Pemuja.com – Presiden Republik Indonesia Prabowo Subianto menyatakan kesiapan dirinya dan Indonesia untuk memainkan peran diplomasi aktif sebagai mediator guna meredam eskalasi konflik di Timur Tengah. Fokus utama ketegangan tersebut adalah dinamika antara Iran dengan Amerika Serikat dan Israel.

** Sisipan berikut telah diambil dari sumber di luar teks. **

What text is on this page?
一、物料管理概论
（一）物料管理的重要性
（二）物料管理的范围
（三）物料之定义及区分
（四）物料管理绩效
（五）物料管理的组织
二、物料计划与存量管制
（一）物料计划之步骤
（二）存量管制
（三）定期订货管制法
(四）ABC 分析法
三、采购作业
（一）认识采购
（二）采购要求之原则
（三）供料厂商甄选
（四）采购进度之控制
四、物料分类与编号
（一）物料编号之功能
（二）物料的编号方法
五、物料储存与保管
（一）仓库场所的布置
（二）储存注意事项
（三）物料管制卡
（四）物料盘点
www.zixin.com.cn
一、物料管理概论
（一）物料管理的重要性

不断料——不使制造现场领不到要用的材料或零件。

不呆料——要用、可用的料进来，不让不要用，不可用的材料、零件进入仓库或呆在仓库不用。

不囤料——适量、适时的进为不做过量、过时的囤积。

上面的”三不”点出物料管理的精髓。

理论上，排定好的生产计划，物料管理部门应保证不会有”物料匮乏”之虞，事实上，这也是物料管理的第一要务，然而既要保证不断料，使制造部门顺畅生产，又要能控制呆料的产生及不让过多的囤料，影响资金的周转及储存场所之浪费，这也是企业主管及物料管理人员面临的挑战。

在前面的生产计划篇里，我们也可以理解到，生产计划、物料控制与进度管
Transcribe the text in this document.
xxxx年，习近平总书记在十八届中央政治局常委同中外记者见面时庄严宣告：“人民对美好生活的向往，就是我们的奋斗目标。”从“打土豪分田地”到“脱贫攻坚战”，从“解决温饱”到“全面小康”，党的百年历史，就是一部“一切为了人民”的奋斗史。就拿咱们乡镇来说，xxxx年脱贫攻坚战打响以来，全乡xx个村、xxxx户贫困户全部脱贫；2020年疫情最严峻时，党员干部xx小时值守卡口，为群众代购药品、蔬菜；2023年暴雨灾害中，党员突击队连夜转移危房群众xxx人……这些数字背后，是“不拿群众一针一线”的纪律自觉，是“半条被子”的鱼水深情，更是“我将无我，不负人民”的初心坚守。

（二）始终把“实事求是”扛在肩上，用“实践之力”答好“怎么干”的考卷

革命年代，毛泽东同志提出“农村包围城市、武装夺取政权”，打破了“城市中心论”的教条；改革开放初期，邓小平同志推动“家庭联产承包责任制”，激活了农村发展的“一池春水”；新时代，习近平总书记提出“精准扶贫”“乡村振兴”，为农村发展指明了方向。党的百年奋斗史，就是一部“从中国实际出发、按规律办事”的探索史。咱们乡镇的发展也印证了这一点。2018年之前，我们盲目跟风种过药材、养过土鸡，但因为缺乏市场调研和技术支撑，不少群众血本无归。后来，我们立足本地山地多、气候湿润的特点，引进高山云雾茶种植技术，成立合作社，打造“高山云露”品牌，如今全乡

Pernyataan itu muncul di tengah meningkatnya ketegangan militer yang berdampak luas terhadap stabilitas regional maupun global. Situasi tersebut juga memunculkan kekhawatiran akan terganggunya jalur diplomasi internasional.
Pemerintah melalui Kementerian Luar Negeri menegaskan bahwa Indonesia mendorong semua pihak untuk menahan diri. Jakarta meminta agar dialog damai dikedepankan dan tindakan militer yang memperburuk situasi dihindari.
Kesiapan menjadi mediator bahkan mencakup kemungkinan Prabowo bertolak ke Teheran. Langkah itu dapat ditempuh apabila kedua belah pihak bersedia membuka ruang negosiasi yang difasilitasi Indonesia.

Prabowo : Politik Luar Negeri Indonesia “Bebas Aktif”
Langkah ini dinilai sejalan dengan prinsip politik luar negeri Indonesia yang bebas dan aktif. Indonesia tidak memihak blok kekuatan besar mana pun, tetapi tetap aktif mendorong terciptanya perdamaian dunia.
Prabowo dan jajaran Kemlu RI menekankan bahwa penyelesaian konflik melalui dialog adalah opsi utama. Upaya tersebut dinilai penting di tengah dinamika geopolitik global yang semakin kompleks.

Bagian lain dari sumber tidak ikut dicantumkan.